The key assertion here is that endometriosis is still not only a widely misdiagnosed and under diagnosed disease, with limited long¬term, non-invasive treatment options which carries the isolation and depression of the under treated pain in women, but also that pharmaceuticals and surgical interventions are not universally effective or ideal for all women. Whether it stems from important intersections of social determinants of health or women who want to blend both traditional and holistic treatments for a more well-rounded approach to the disease, a multidisciplinary approach should not feel like a threat to a medical professional and become part of the conversation between provider and patient. As with other sources of chronic pain in women, we don’t know what we don’t know in terms of the most effective treatment methods, and some may resonate more with some women than others. In fact, there is no definitive research that suggests that any medical intervention works better than other treatment methods. Women of different cultural and spiritual backgrounds may feel that a treatment plan that resonates more closely with their belief systems may intuitively find that meaningful body and mind combination that alleviates some psychological barriers to wellness. Women concerned with the side effects of increased medications and chemicals, the potential for dependency on pain medication, or the long-term infertility or stroke potential of birth control, may want a clean slate approach to understand the baseline symptoms of pain without those interventions. They may then choose to strategies that modify their diet to exercise until these symptoms begin to decrease. Women who feel unheard or unsupported in their disease may benefit from counseling and support that may make them feel more empowered to self-advocate, whether it be to vocalize their needs within their families and friends or to assert themselves with their practitioners.

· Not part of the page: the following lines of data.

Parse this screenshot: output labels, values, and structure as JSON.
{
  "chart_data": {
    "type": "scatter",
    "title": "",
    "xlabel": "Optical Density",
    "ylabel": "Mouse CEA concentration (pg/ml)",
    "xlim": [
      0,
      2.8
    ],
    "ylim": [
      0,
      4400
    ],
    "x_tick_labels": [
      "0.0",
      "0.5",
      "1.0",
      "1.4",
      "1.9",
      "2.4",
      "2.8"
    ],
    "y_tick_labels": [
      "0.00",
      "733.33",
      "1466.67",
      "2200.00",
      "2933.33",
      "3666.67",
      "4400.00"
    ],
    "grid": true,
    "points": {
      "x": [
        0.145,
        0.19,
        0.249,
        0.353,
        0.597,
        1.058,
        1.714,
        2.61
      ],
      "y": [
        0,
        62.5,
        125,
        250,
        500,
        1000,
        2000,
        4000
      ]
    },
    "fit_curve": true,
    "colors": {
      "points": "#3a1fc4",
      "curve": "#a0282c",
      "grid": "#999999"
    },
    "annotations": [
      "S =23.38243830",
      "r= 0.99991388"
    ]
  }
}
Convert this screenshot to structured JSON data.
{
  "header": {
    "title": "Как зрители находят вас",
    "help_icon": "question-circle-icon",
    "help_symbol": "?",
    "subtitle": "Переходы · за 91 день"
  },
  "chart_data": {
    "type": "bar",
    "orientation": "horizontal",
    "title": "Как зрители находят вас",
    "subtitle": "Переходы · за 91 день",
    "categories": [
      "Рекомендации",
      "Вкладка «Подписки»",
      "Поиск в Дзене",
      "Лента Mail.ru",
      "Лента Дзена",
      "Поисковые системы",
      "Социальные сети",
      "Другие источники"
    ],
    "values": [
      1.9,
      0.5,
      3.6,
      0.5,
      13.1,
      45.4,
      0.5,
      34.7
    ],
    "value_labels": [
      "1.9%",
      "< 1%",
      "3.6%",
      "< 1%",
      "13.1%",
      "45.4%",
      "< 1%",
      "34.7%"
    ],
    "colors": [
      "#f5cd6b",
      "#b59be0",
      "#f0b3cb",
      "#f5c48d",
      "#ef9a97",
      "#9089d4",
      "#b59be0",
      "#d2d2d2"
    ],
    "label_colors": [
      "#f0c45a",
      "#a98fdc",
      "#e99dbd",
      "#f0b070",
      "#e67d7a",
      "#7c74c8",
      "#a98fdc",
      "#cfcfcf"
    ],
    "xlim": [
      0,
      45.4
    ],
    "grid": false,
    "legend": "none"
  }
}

The call for a multidisciplinary approach is not unique to endometriosis. Further, the lack thereof is a consistent failure of healthcare to acknowledge not only the symbiosis of varied treatments, when used in a purposeful, intentional, and meaningful way, but also that the one size engendered medical approach does not work for everyone. The intention of holistic medicine is not to sell snake oil. Rather, it is to admit to the lack of research in the field of holistic treatments, especially within United States healthcare, and the potential for treatment success for those offered a varied, interactive approach. Women who feel that medication and surgery was thrust upon or done to them, particularly in cases of total hysterectomy, versus mediation that they in full understanding or complicity, can be left with further feelings of powerlessness and inadequacy [24-38].